I think one could imagine a range of other circumstances or situations in relation to activities undertaken at the behest of the government on unleased land where historically or traditionally the conservator has never felt the need to issue a licence, for instance, to take or kill animals. I am sure we could find myriad examples where major constructions have been undertaken by successive governments.

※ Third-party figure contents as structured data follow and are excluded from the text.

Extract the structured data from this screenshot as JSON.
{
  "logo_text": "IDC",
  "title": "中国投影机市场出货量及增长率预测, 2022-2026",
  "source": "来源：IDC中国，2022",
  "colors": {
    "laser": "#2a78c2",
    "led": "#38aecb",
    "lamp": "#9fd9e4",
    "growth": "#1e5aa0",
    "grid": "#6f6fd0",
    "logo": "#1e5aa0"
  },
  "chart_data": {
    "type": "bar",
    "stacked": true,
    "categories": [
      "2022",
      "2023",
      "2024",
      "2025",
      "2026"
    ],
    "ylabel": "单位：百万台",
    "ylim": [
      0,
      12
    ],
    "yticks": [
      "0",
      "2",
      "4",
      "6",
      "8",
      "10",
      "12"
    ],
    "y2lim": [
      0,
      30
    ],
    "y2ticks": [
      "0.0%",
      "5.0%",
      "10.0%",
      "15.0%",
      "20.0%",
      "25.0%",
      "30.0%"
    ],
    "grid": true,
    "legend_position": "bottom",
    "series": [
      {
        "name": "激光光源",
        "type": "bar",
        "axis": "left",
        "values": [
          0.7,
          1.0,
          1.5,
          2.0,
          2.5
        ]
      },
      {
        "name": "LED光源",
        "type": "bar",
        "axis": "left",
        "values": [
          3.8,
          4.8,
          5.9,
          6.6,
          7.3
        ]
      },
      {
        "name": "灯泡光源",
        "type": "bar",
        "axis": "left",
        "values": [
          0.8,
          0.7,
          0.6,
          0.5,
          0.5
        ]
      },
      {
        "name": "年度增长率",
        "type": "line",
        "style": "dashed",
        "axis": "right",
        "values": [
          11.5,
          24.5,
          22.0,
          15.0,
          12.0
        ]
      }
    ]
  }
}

One could name any road constructed in the ACT in the last 10 years and ask—in relation to, for instance, the construction of Horsepark Drive or the construction of the Barton Highway upgrade—whether or not in those circumstances licences to kill or take native trees were issued and whether or not it was ever envisaged that they be issued in circumstances such as the construction of any road anywhere.

Of course, the example we are currently debating, namely Gungahlin Drive, is certainly very high profile and very extreme, to the extent that it does have a very significant impact on an area of Canberra, the Bruce and O’Connor ridges, which is highly valued and highly esteemed and the disturbance of which is a matter of great regret but, in the submission of the government, simply unavoidable in order to meet our other obligations to the people of Canberra.